Hi everyone.  Thanks for all your comments - they have been helpful.  I am trying to pull HD video files that are .mov and 720x540 into a course.  They look beautiful when I am building it but pixalated once I publish.  I am also finding it takes forever for me to save and publish the course, probably due to the files size.  I have already maxed out the optimization settings.  I am going to try again after importing them as MP4.  I am curious about the comment above about SD over HD.  Has anyone had any better success going with the SD version instead?  Also, there seems to be conflicting advice about the resolution of the videos to start with.  Some say to choose the best and let it compress, so maybe as high as 1080.  But others say if you start with 1080 and compress too much you get artifact.  Any advice on this point?  I'm just planning to keep the player at the basic size.

Judy Nollet

I also have .mp4 videos that look great in Preview, but terrible after publishing. I tested a number of alternative sizes, but they images still looked a bit pixelated when published -- NOT something anyone wants to see happen to their face!

Then I remembered that I never had this problem in PPT/Presenter courses with videos inserted as Engage media-tour interactions. So I created an .intr for each video and imported those into my Storyline course. The published version looks as good as the original.

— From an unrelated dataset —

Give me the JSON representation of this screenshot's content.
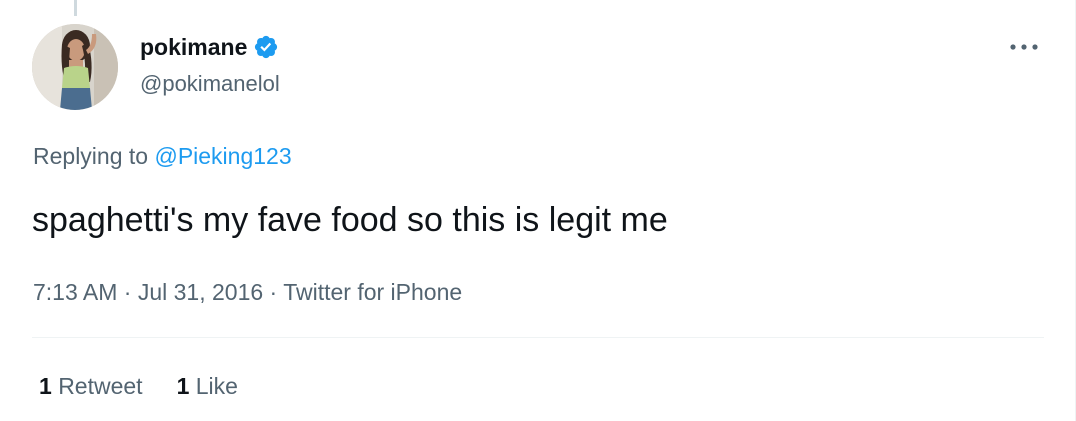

Thus, there is a workaround. But it sure makes me wonder: How come Presenter-with-Engage can maintain the quality of published videos but Storyline can't?  Really?  You'd think the newer program wouldn't be worse than its predecessor...

Mike Enders

Hey folks, just coming back round to this.  One solution:

Starting with a high quality MP4 source file that you've dropped into Storyline.

1. Publish your project

2. Identify the compressed/published MP4 in the Story_Content folder

3. Drop your high quality source .mp4 into the Story_Content folder

4. Rename your high quality source the same as compressed/published MP4

5. Delete compressed/published MP4

https://player.vimeo.com/video/149072573

Mike

Alicia Miller

Mike, I tried your solution today and it worked beautifully! It took just a minute to replace the published, compressed video file with the original and the quality was fantastic. I didn't see any distortion or pixelation in my published course. This community is truly awesome!
I couldn't do my job without all of you.

Many thanks and much appreciation.

Alicia

Leslie Shapiro

Mike Enders said:

Hey folks, just coming back round to this.  One solution:



Starting with a high quality MP4 source file that you've dropped into Storyline.



1. Publish your project


2. Identify the compressed/published MP4 in the Story_Content folder


3. Drop your high quality source .mp4 into the Story_Content folder


4. Rename your high quality source the same as compressed/published MP4


5. Delete compressed/published MP4



https://player.vimeo.com/video/149072573



Mike




This solution is perfect! Except...when dealing with lots of videos it's really hard to tell which source video matches with which compressed one. The storyline outputs are always names like  video_5f21fZoy5fX_30_48_720x406.mp4

Is there any way to look up which video goes with which slide, or some other way to identify them so I can make a matrix and replace the compressed with the uncompressed?  Thanks!